Pembahasan RKUHP masih menyisakan sejumlah polemik, salah satunya ihwal delik tipikor. Rabu, 4 Juli lalu, Presiden Jokowi akhirnya bertemu dengan Komisi Pemberantasan Korupsi di Istana Bogor. Pertemuan itu berlangsung setelah KPK beberapa kali menyurati Presiden dan meminta agar pasal tipikor tak dimasukkan dalam RKUHP itu.
Baca: ICW Nilai Pasal RKUHP Berpotensi Ancam Kebebasan Pers
Lembaga antirasuah itu berkali-kali menyerukan agar delik tipikor sepenuhnya di UU khusus.
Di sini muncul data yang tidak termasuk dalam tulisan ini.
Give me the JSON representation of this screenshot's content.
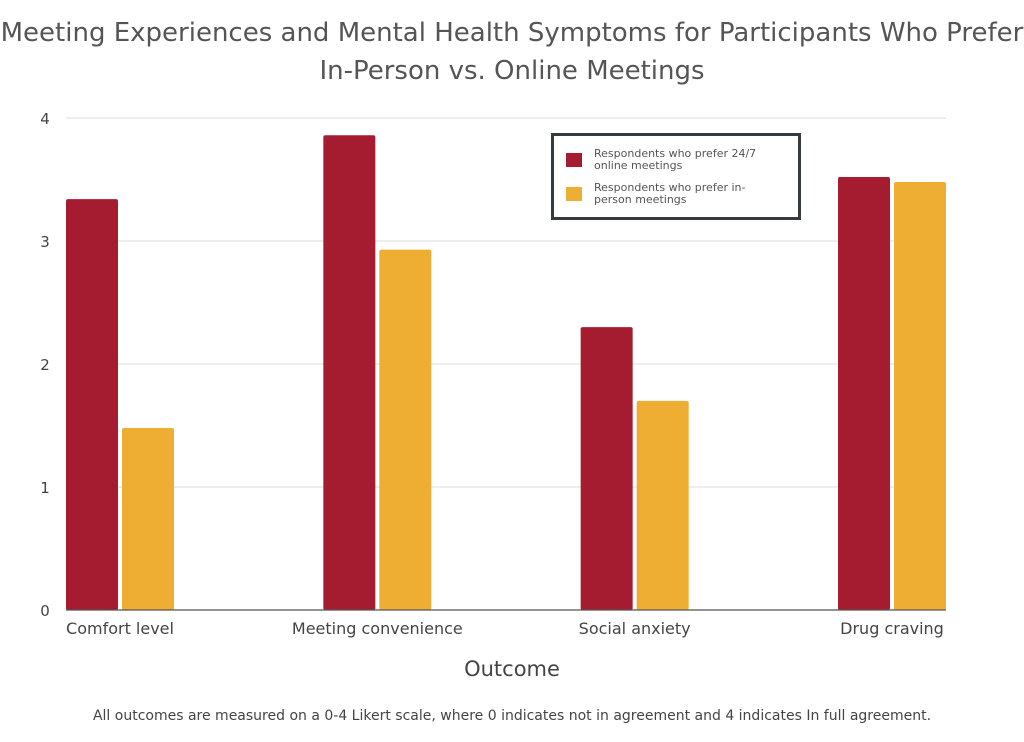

Sebab, dimuatnya delik tersebut di KUHP dinilai akan melemahkan dan membatasi ruang gerak KPK dalam pemberantasan korupsi. Dari hasil pertemuan tersebut, Presiden Jokowi mengatakan akan mengakomodir permintaan KPK dan tak akan buru-buru mengejar tenggat pengesahan RKUHP.
Peneliti Pusat Studi Hukum dan Kebijakan Indonesia Miko Ginting menyampaikan, permasalahan yang ada di RKUHP sebenarnya tak hanya soal delik korupsi. Menurut Miko, persoalan RKUHP merentang dari konsistensi metode kodifikasi, adanya duplikasi pengaturan, proporsionalitas kriminalisasi, hingga tak jelas dan tak tepatnya pengaturan. "Tidak boleh berhenti pada persoalan delik korupsi saja. Pemerintah dan DPR juga perlu melakukan uji implikasi RKUHP," kata Miko melalui keterangan tertulis pada Kamis, 5 Juli 2018.